H Company advances the frontier of computer-use agents with Surfer 2, a unified architecture built for real and impactful use cases. Our mission is to move from models that know to agents that do: we create capable, context-aware systems that operate reliably on digital environments.
H is thrilled to present Surfer 2: a cross-platform computer-use agent that runs seamlessly on desktop, web, and mobile environments. Surfer 2 surpasses existing state-of-the-art agents on four major agentic benchmarks spanning multiple platforms, outperforming systems developed by other leading AI labs, such as OpenAI, Anthropic, and Google.
Our original web browsing agent, Surfer-H, delivered Pareto-optimal performance on web browsing tasks (from WebVoyager). In just four months, we built on what we learned to achieve state-of-the-art results across platforms with Surfer 2.
Surfer 2 is an agent architecture for computer use. It separates strategic planning from tactical execution, with an orchestrator module managing planning and coordination while sub-agents act across interfaces.
Surfer 2 can be configured with or without the orchestrator module. When enabled, the orchestrator decomposes the primary goal into a set of sub-tasks assigned to sub-agents. Upon completion, each sub-agent reports its outcome and intermediate state back to the orchestrator. Based on these reports, the orchestrator determines its own next step: either producing a final output, advancing to the next sub-task, or replanning in the event of failure.

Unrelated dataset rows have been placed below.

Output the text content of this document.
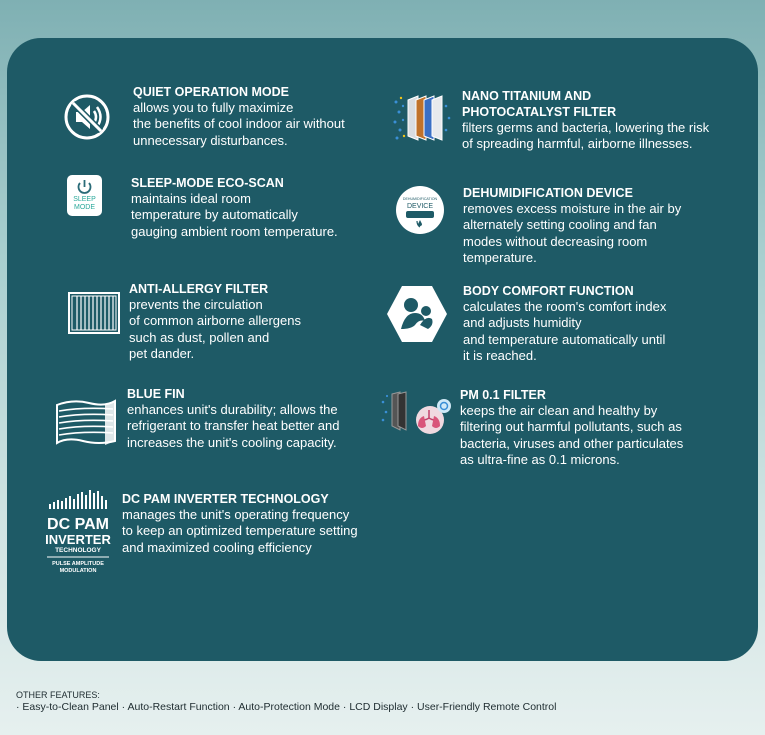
QUIET OPERATION MODE
allows you to fully maximize
the benefits of cool indoor air without
unnecessary disturbances.
SLEEP
MODE
SLEEP-MODE ECO-SCAN
maintains ideal room
temperature by automatically
gauging ambient room temperature.
ANTI-ALLERGY FILTER
prevents the circulation
of common airborne allergens
such as dust, pollen and
pet dander.
BLUE FIN
enhances unit's durability; allows the
refrigerant to transfer heat better and
increases the unit's cooling capacity.
DC PAM
INVERTER
TECHNOLOGY
PULSE AMPLITUDE
MODULATION
DC PAM INVERTER TECHNOLOGY
manages the unit's operating frequency
to keep an optimized temperature setting
and maximized cooling efficiency
NANO TITANIUM AND
PHOTOCATALYST FILTER
filters germs and bacteria, lowering the risk
of spreading harmful, airborne illnesses.
DEHUMIDIFICATION
DEVICE
DEHUMIDIFICATION DEVICE
removes excess moisture in the air by
alternately setting cooling and fan
modes without decreasing room
temperature.
BODY COMFORT FUNCTION
calculates the room's comfort index
and adjusts humidity
and temperature automatically until
it is reached.
PM 0.1 FILTER
keeps the air clean and healthy by
filtering out harmful pollutants, such as
bacteria, viruses and other particulates
as ultra-fine as 0.1 microns.
OTHER FEATURES:
· Easy-to-Clean Panel · Auto-Restart Function · Auto-Protection Mode · LCD Display · User-Friendly Remote Control
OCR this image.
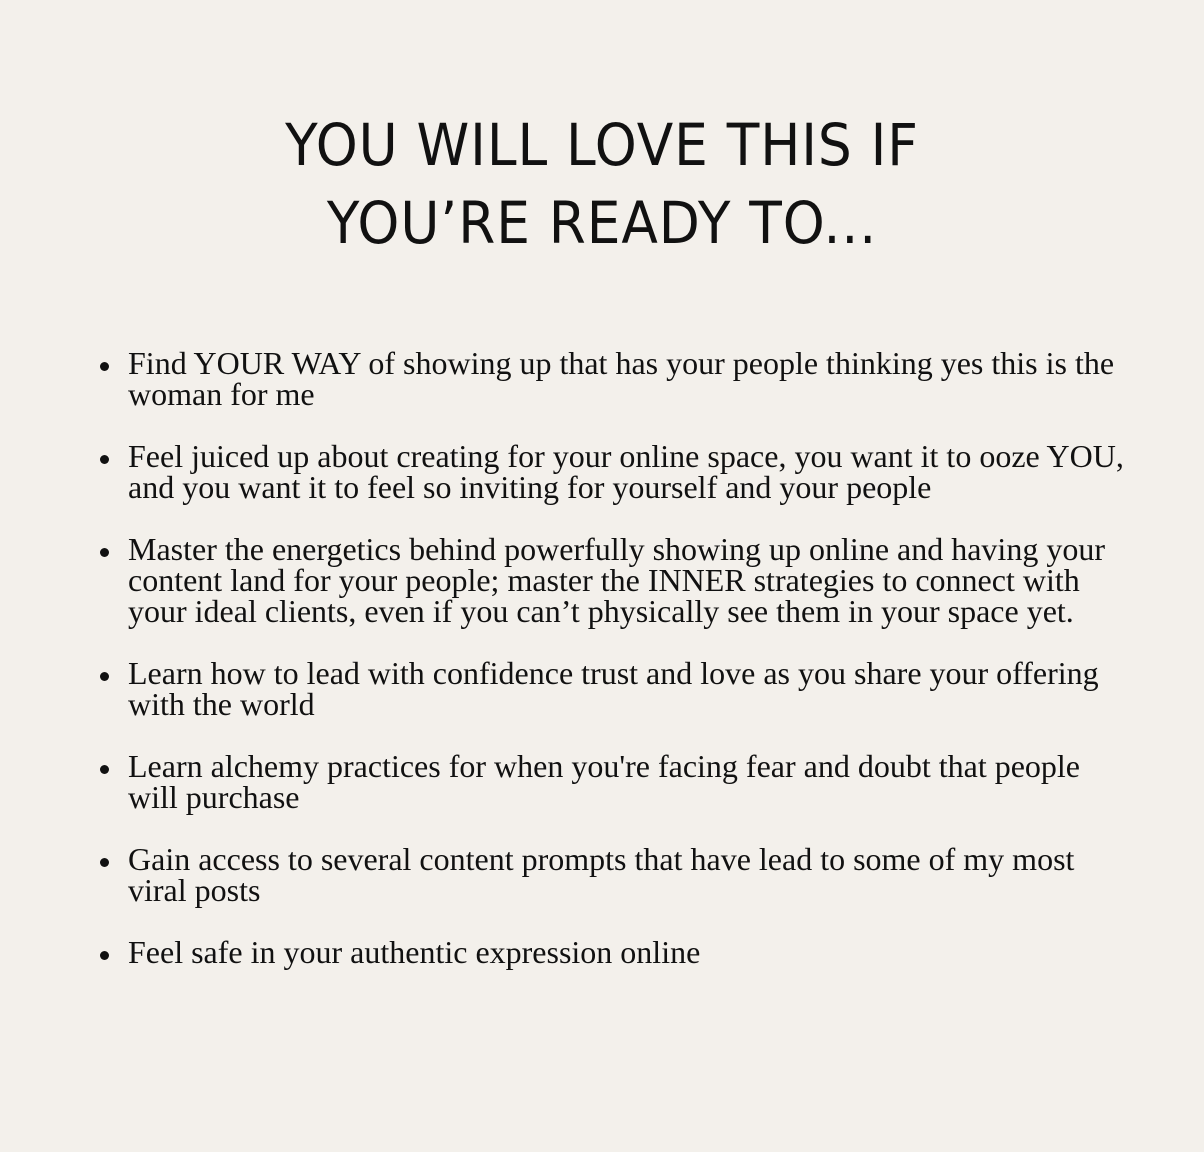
YOU WILL LOVE THIS IF
YOU’RE READY TO...
Find YOUR WAY of showing up that has your people thinking yes this is the woman for me
Feel juiced up about creating for your online space, you want it to ooze YOU, and you want it to feel so inviting for yourself and your people
Master the energetics behind powerfully showing up online and having your content land for your people; master the INNER strategies to connect with your ideal clients, even if you can’t physically see them in your space yet.
Learn how to lead with confidence trust and love as you share your offering with the world
Learn alchemy practices for when you're facing fear and doubt that people will purchase
Gain access to several content prompts that have lead to some of my most viral posts
Feel safe in your authentic expression online
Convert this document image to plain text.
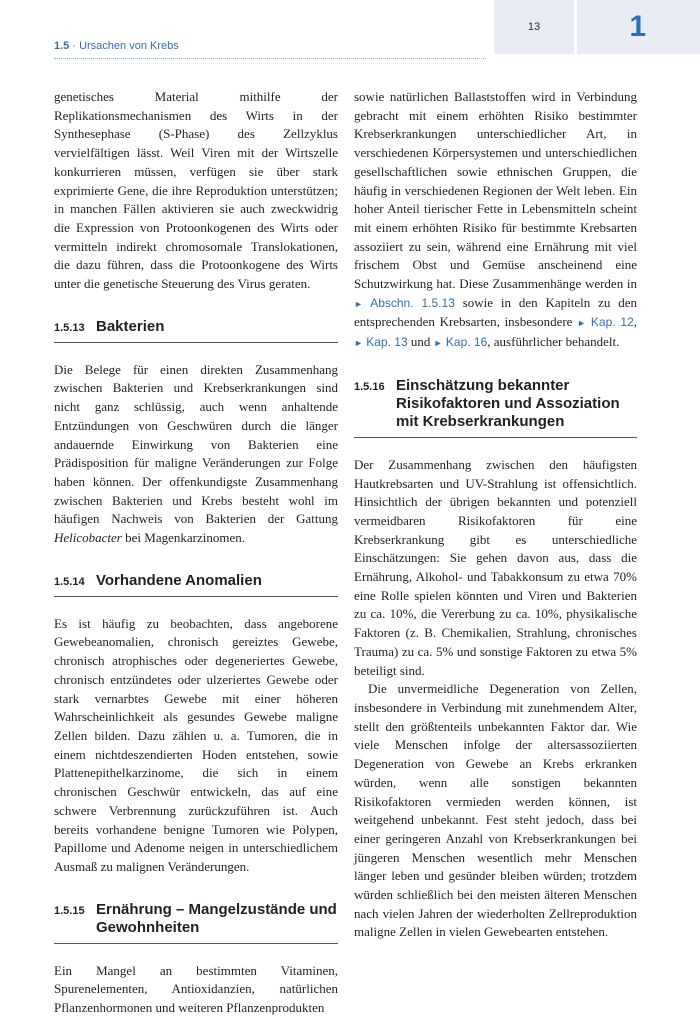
1.5 · Ursachen von Krebs
13	1

genetisches Material mithilfe der Replikationsmechanismen des Wirts in der Synthesephase (S-Phase) des Zellzyklus vervielfältigen lässt. Weil Viren mit der Wirtszelle konkurrieren müssen, verfügen sie über stark exprimierte Gene, die ihre Reproduktion unterstützen; in manchen Fällen aktivieren sie auch zweckwidrig die Expression von Protoonkogenen des Wirts oder vermitteln indirekt chromosomale Translokationen, die dazu führen, dass die Protoonkogene des Wirts unter die genetische Steuerung des Virus geraten.

1.5.13 Bakterien

Die Belege für einen direkten Zusammenhang zwischen Bakterien und Krebserkrankungen sind nicht ganz schlüssig, auch wenn anhaltende Entzündungen von Geschwüren durch die länger andauernde Einwirkung von Bakterien eine Prädisposition für maligne Veränderungen zur Folge haben können. Der offenkundigste Zusammenhang zwischen Bakterien und Krebs besteht wohl im häufigen Nachweis von Bakterien der Gattung Helicobacter bei Magenkarzinomen.

1.5.14 Vorhandene Anomalien

Es ist häufig zu beobachten, dass angeborene Gewebeanomalien, chronisch gereiztes Gewebe, chronisch atrophisches oder degeneriertes Gewebe, chronisch entzündetes oder ulzeriertes Gewebe oder stark vernarbtes Gewebe mit einer höheren Wahrscheinlichkeit als gesundes Gewebe maligne Zellen bilden. Dazu zählen u. a. Tumoren, die in einem nichtdeszendierten Hoden entstehen, sowie Plattenepithelkarzinome, die sich in einem chronischen Geschwür entwickeln, das auf eine schwere Verbrennung zurückzuführen ist. Auch bereits vorhandene benigne Tumoren wie Polypen, Papillome und Adenome neigen in unterschiedlichem Ausmaß zu malignen Veränderungen.

1.5.15 Ernährung – Mangelzustände und Gewohnheiten

Ein Mangel an bestimmten Vitaminen, Spurenelementen, Antioxidanzien, natürlichen Pflanzenhormonen und weiteren Pflanzenprodukten

sowie natürlichen Ballaststoffen wird in Verbindung gebracht mit einem erhöhten Risiko bestimmter Krebserkrankungen unterschiedlicher Art, in verschiedenen Körpersystemen und unterschiedlichen gesellschaftlichen sowie ethnischen Gruppen, die häufig in verschiedenen Regionen der Welt leben. Ein hoher Anteil tierischer Fette in Lebensmitteln scheint mit einem erhöhten Risiko für bestimmte Krebsarten assoziiert zu sein, während eine Ernährung mit viel frischem Obst und Gemüse anscheinend eine Schutzwirkung hat. Diese Zusammenhänge werden in ► Abschn. 1.5.13 sowie in den Kapiteln zu den entsprechenden Krebsarten, insbesondere ► Kap. 12, ► Kap. 13 und ► Kap. 16, ausführlicher behandelt.

1.5.16 Einschätzung bekannter Risikofaktoren und Assoziation mit Krebserkrankungen

Der Zusammenhang zwischen den häufigsten Hautkrebsarten und UV-Strahlung ist offensichtlich. Hinsichtlich der übrigen bekannten und potenziell vermeidbaren Risikofaktoren für eine Krebserkrankung gibt es unterschiedliche Einschätzungen: Sie gehen davon aus, dass die Ernährung, Alkohol- und Tabakkonsum zu etwa 70% eine Rolle spielen könnten und Viren und Bakterien zu ca. 10%, die Vererbung zu ca. 10%, physikalische Faktoren (z. B. Chemikalien, Strahlung, chronisches Trauma) zu ca. 5% und sonstige Faktoren zu etwa 5% beteiligt sind.

Die unvermeidliche Degeneration von Zellen, insbesondere in Verbindung mit zunehmendem Alter, stellt den größtenteils unbekannten Faktor dar. Wie viele Menschen infolge der altersassoziierten Degeneration von Gewebe an Krebs erkranken würden, wenn alle sonstigen bekannten Risikofaktoren vermieden werden können, ist weitgehend unbekannt. Fest steht jedoch, dass bei einer geringeren Anzahl von Krebserkrankungen bei jüngeren Menschen wesentlich mehr Menschen länger leben und gesünder bleiben würden; trotzdem würden schließlich bei den meisten älteren Menschen nach vielen Jahren der wiederholten Zellreproduktion maligne Zellen in vielen Gewebearten entstehen.
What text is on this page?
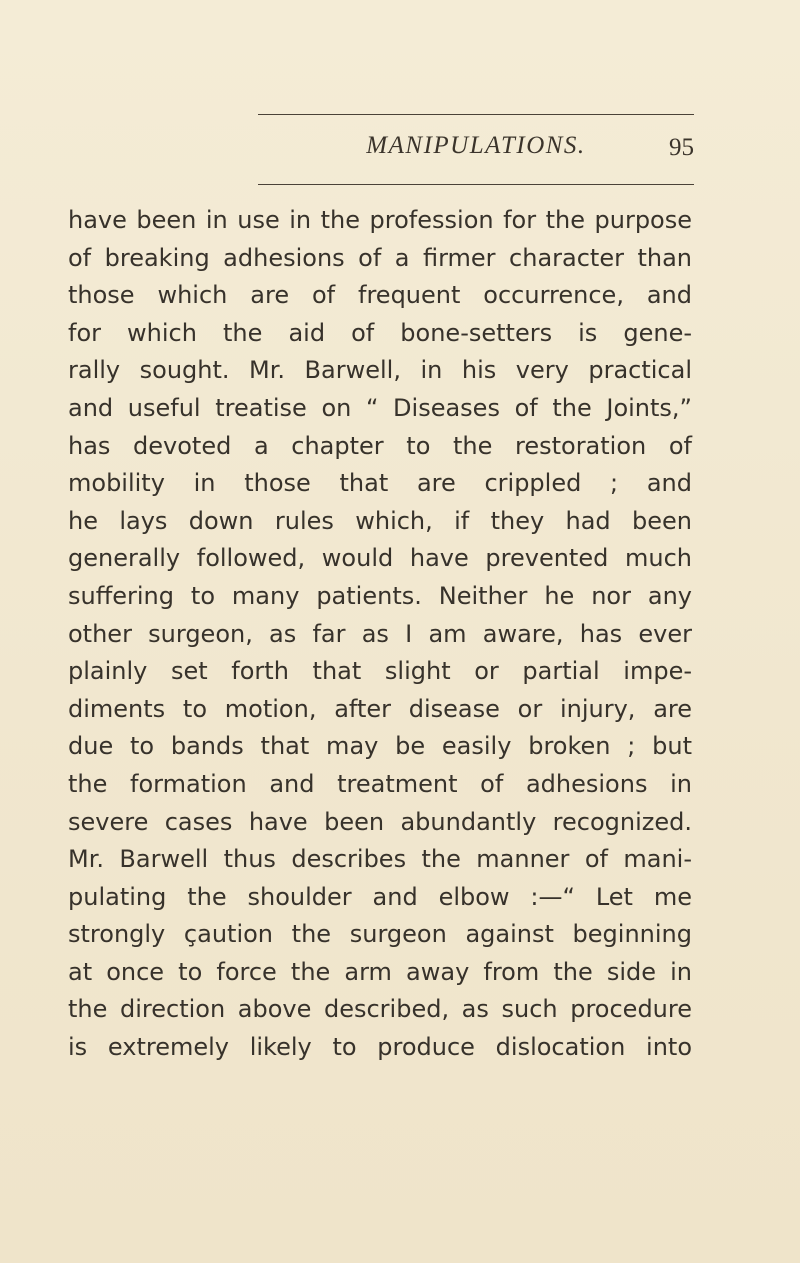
MANIPULATIONS.	95
have been in use in the profession for the purpose
of breaking adhesions of a firmer character than
those which are of frequent occurrence, and
for which the aid of bone-setters is gene-
rally sought. Mr. Barwell, in his very practical
and useful treatise on “ Diseases of the Joints,”
has devoted a chapter to the restoration of
mobility in those that are crippled ; and
he lays down rules which, if they had been
generally followed, would have prevented much
suffering to many patients. Neither he nor any
other surgeon, as far as I am aware, has ever
plainly set forth that slight or partial impe-
diments to motion, after disease or injury, are
due to bands that may be easily broken ; but
the formation and treatment of adhesions in
severe cases have been abundantly recognized.
Mr. Barwell thus describes the manner of mani-
pulating the shoulder and elbow :—“ Let me
strongly çaution the surgeon against beginning
at once to force the arm away from the side in
the direction above described, as such procedure
is extremely likely to produce dislocation into
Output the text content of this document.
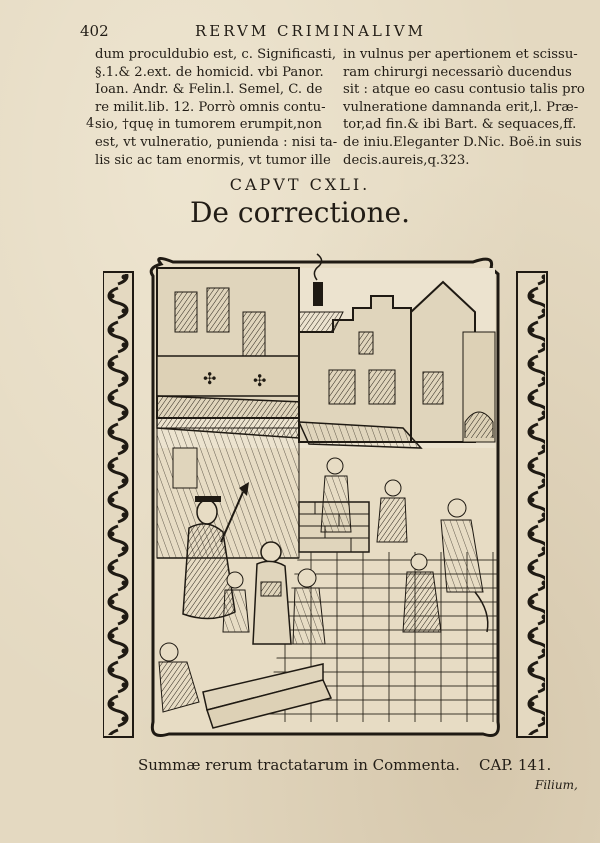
402	RERVM CRIMINALIVM
dum proculdubio est, c. Significasti,
§.1.& 2.ext. de homicid. vbi Panor.
Ioan. Andr. & Felin.l. Semel, C. de
re milit.lib. 12. Porrò omnis contu-
sio, †quę in tumorem erumpit,non
est, vt vulneratio, punienda : nisi ta-
lis sic ac tam enormis, vt tumor ille
4
in vulnus per apertionem et scissu-
ram chirurgi necessariò ducendus
sit : atque eo casu contusio talis pro
vulneratione damnanda erit,l. Præ-
tor,ad fin.& ibi Bart. & sequaces,ff.
de iniu.Eleganter D.Nic. Boë.in suis
decis.aureis,q.323.
CAPVT CXLI.
De correctione.
✣ ✣
Summæ rerum tractatarum in Commenta. CAP. 141.
Filium,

Surfer 2 follows a ReAct (reason+act) loop. At each step, it assesses its progress towards its task, and determines its next action. Reliable performance across environments relies on dedicated components for visual grounding (see more below), task validation, and failure recovery, along with a robust integration layer that ensures actions translate accurately into system control. Because an agent is only as capable as the actions it can reliably perform, these layers are central to Surfer 2’s consistency.
This design yields a resilient agent that continuously benefits from advances in frontier models and extracts maximum performance from them.
OSWorld evaluates an agent’s ability to control a full desktop environment on Ubuntu systems across diverse applications via human-like interaction. In the Foundation E2E GUI category where only visual perception and interaction are allowed, Surfer 2 achieves state-of-the-art with pass@1 of 60.1%. Our system reaches 77.0% with pass@10, surpassing the human baseline score of 72.4%.
WebArena evaluates agents in a sandboxed web environment from five categories (E-commerce, social forum, collaborative development, maps, CMS platforms) with functionality and data mimicking their real-world equivalents. Surfer 2 achieves a state-of-the-art score of 69.6% by decoupling planning and execution.
WebVoyager assesses web information retrieval on dynamic live websites. On this benchmark Surfer 2 reaches a success rate of 97.1%, surpassing Magnitude's previous state-of-the-art of 93.9%.
AndroidWorld evaluates an agent's capability to control an Android device and use 20 real applications. On this suite, Surfer 2 achieves a success rate of 87.1%, reaching state-of-the-art level in the visual interaction category. Relying on vision and human-like interaction (swipe, press, type) allows Surfer 2 to be proficient across applications and Android versions, surpassing the human baseline of 80.0%.
Surfer 2 is the culmination of what is currently possible using a mix of third-party and internal foundation models. By combining our proprietary agent training methods and infrastructure with the best external models available, we’ve achieved state-of-the-art performance across desktop, web, and mobile benchmarks, often matching or exceeding human capabilities.
These results didn’t come cheap: Surfer 2 runs are extremely costly. That’s why we’re now focused on training Holo2, our next-generation proprietary model designed to deliver the same breakthrough performance at a fraction of the cost, bringing truly scalable and accessible AI agents within reach.
In just the past few months, we’ve open-sourced Surfer-H, launched Holo1.5, and set new state-of-the-art records in desktop, web, and mobile performance with Surfer 2. And we’re just getting started. H Company is committed to pushing these boundaries even further, making AI more capable, reliable, and accessible for everyone.